In fact, the rise of cloud gaming services means you’ll be able to play the latest and greatest games on your Android in the future.
Gaming Accessories for Android Devices
A smartphone isn’t the most ergonomically friendly console shape, so it’s a good thing that there are several accessories compatible with Android phones to help you avoid injury and maximize your gaming experience.
Many Android games are compatible with Bluetooth controllers, so you can hook up your Xbox or PlayStation controller to your phone. Smartphone stands can help you keep your phone in place while you use a familiar console controller.
But if that arrangement sounds awkward to you, consider a device like the Razer Kishi (available to buy on Amazon). This fits familiar Xbox controls around your phone in a configuration similar to the Nintendo Switch.
For something a little less bulky, controllers like the GameSir F2 (available to buy on Amazon) offer more ergonomic grips while letting you continue to use your phone’s on-screen touch controls.
For multiplayer games, grab any voice-chat app (like Discord) that can run in the background, and a headset that uses a single audio jack; your phone may have even come with an in-ear headset that works just fine.

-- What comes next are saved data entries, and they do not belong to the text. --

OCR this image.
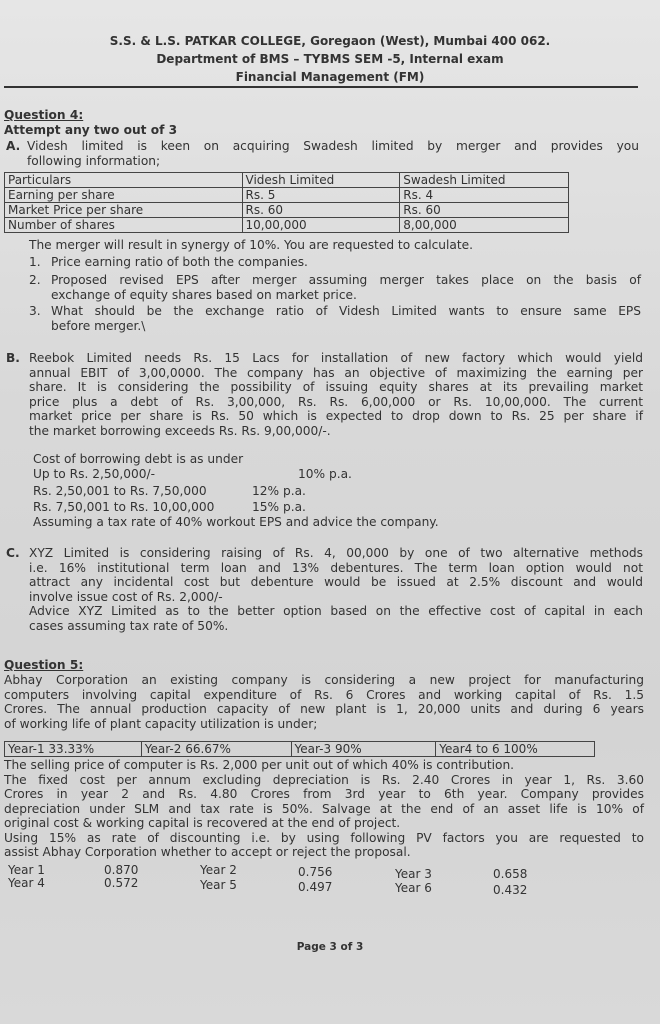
S.S. & L.S. PATKAR COLLEGE, Goregaon (West), Mumbai 400 062.
Department of BMS – TYBMS SEM -5, Internal exam
Financial Management (FM)
Question 4:
Attempt any two out of 3
A. Videsh limited is keen on acquiring Swadesh limited by merger and provides you
following information;
Particulars	Videsh Limited	Swadesh Limited
Earning per share	Rs. 5	Rs. 4
Market Price per share	Rs. 60	Rs. 60
Number of shares	10,00,000	8,00,000
The merger will result in synergy of 10%. You are requested to calculate.
1. Price earning ratio of both the companies.
2. Proposed revised EPS after merger assuming merger takes place on the basis of
exchange of equity shares based on market price.
3. What should be the exchange ratio of Videsh Limited wants to ensure same EPS
before merger.\
B. Reebok Limited needs Rs. 15 Lacs for installation of new factory which would yield
annual EBIT of 3,00,0000. The company has an objective of maximizing the earning per
share. It is considering the possibility of issuing equity shares at its prevailing market
price plus a debt of Rs. 3,00,000, Rs. Rs. 6,00,000 or Rs. 10,00,000. The current
market price per share is Rs. 50 which is expected to drop down to Rs. 25 per share if
the market borrowing exceeds Rs. Rs. 9,00,000/-.
Cost of borrowing debt is as under
Up to Rs. 2,50,000/-	10% p.a.
Rs. 2,50,001 to Rs. 7,50,000	12% p.a.
Rs. 7,50,001 to Rs. 10,00,000	15% p.a.
Assuming a tax rate of 40% workout EPS and advice the company.
C. XYZ Limited is considering raising of Rs. 4, 00,000 by one of two alternative methods
i.e. 16% institutional term loan and 13% debentures. The term loan option would not
attract any incidental cost but debenture would be issued at 2.5% discount and would
involve issue cost of Rs. 2,000/-
Advice XYZ Limited as to the better option based on the effective cost of capital in each
cases assuming tax rate of 50%.
Question 5:
Abhay Corporation an existing company is considering a new project for manufacturing
computers involving capital expenditure of Rs. 6 Crores and working capital of Rs. 1.5
Crores. The annual production capacity of new plant is 1, 20,000 units and during 6 years
of working life of plant capacity utilization is under;
Year-1 33.33%	Year-2 66.67%	Year-3 90%	Year4 to 6 100%
The selling price of computer is Rs. 2,000 per unit out of which 40% is contribution.
The fixed cost per annum excluding depreciation is Rs. 2.40 Crores in year 1, Rs. 3.60
Crores in year 2 and Rs. 4.80 Crores from 3rd year to 6th year. Company provides
depreciation under SLM and tax rate is 50%. Salvage at the end of an asset life is 10% of
original cost & working capital is recovered at the end of project.
Using 15% as rate of discounting i.e. by using following PV factors you are requested to
assist Abhay Corporation whether to accept or reject the proposal.
Year 1	0.870	Year 2	0.756	Year 3	0.658
Year 4	0.572	Year 5	0.497	Year 6	0.432
Page 3 of 3
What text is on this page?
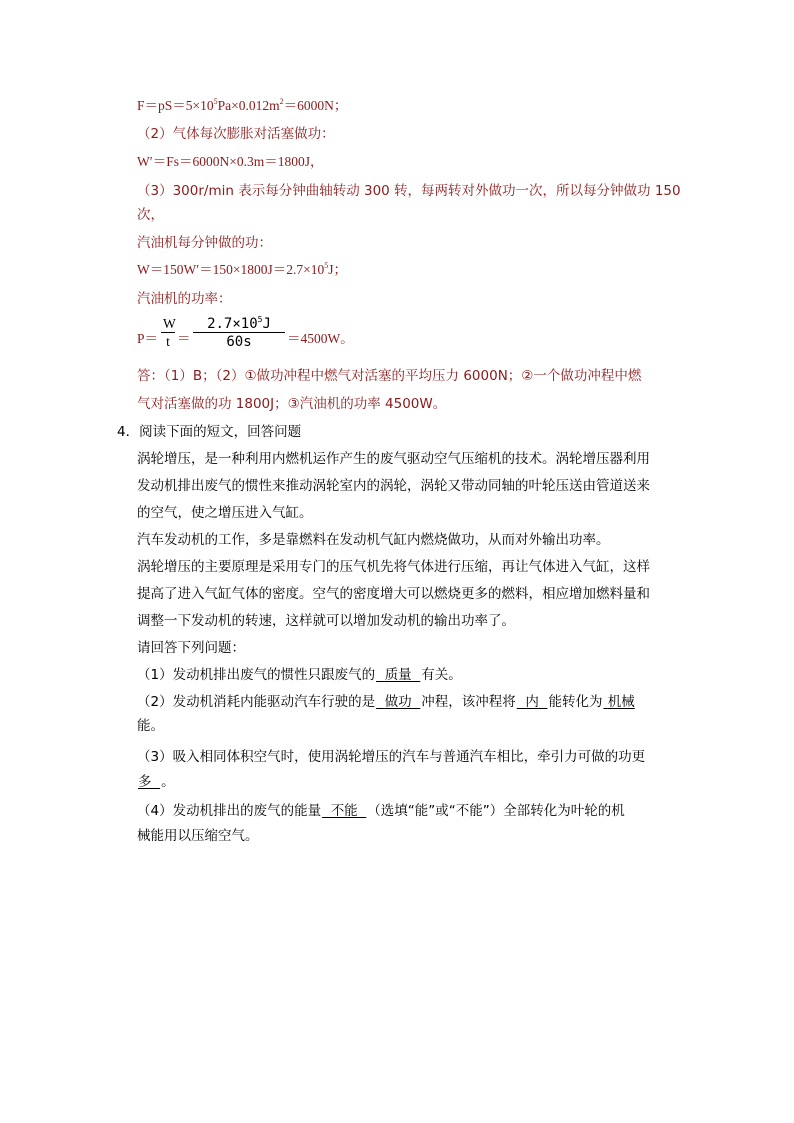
$F=pS=5\times 10^5Pa\times 0.012m^2=6000N$；
（2）气体每次膨胀对活塞做功：
W′＝Fs＝6000N×0.3m＝1800J，
（3）300r/min 表示每分钟曲轴转动 300 转，每两转对外做功一次，所以每分钟做功 150
次，
汽油机每分钟做的功：
$W=150W'=150\times 1800J=2.7\times 10^5J$；
汽油机的功率：
P＝
W
t ＝
$2.7\times 10^5J$
60s	＝4500W。
答：（1）B；（2）①做功冲程中燃气对活塞的平均压力 6000N；②一个做功冲程中燃
气对活塞做的功 1800J；③汽油机的功率 4500W。
4．阅读下面的短文，回答问题
涡轮增压，是一种利用内燃机运作产生的废气驱动空气压缩机的技术。涡轮增压器利用
发动机排出废气的惯性来推动涡轮室内的涡轮，涡轮又带动同轴的叶轮压送由管道送来
的空气，使之增压进入气缸。
汽车发动机的工作，多是靠燃料在发动机气缸内燃烧做功，从而对外输出功率。
涡轮增压的主要原理是采用专门的压气机先将气体进行压缩，再让气体进入气缸，这样
提高了进入气缸气体的密度。空气的密度增大可以燃烧更多的燃料，相应增加燃料量和
调整一下发动机的转速，这样就可以增加发动机的输出功率了。
请回答下列问题：
（1）发动机排出废气的惯性只跟废气的 质量 有关。
（2）发动机消耗内能驱动汽车行驶的是 做功 冲程，该冲程将 内 能转化为 机械
能。
（3）吸入相同体积空气时，使用涡轮增压的汽车与普通汽车相比，牵引力可做的功更
多 。
（4）发动机排出的废气的能量 不能 （选填“能”或“不能”）全部转化为叶轮的机
械能用以压缩空气。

Download: Discord on Android (Free)
If your phone’s battery is starting to die, or you want to run a high-intensity game without needing to reach for your charger two hours in, there’s a range of backup battery packs you can buy to increase your phone’s overall battery life.
Android Phones as Game Consoles: The Verdict
Android phones have game libraries comparable to those of mainstream handhelds and share many popular titles across platforms, as well as having their own mobile-specific gems.
Many accessories are available to make your phone’s shape and battery life more viable for long gaming sessions. And creative developers have shown that it’s not your processor’s size that counts, it’s what you can do with it.
Overall, we think it’s time to reconsider our view of Androids as being too lightweight to handle “real” games. They pull their weight as handheld consoles, especially those from companies who build phones with gamers in mind, and offer many options for improving your playing experience.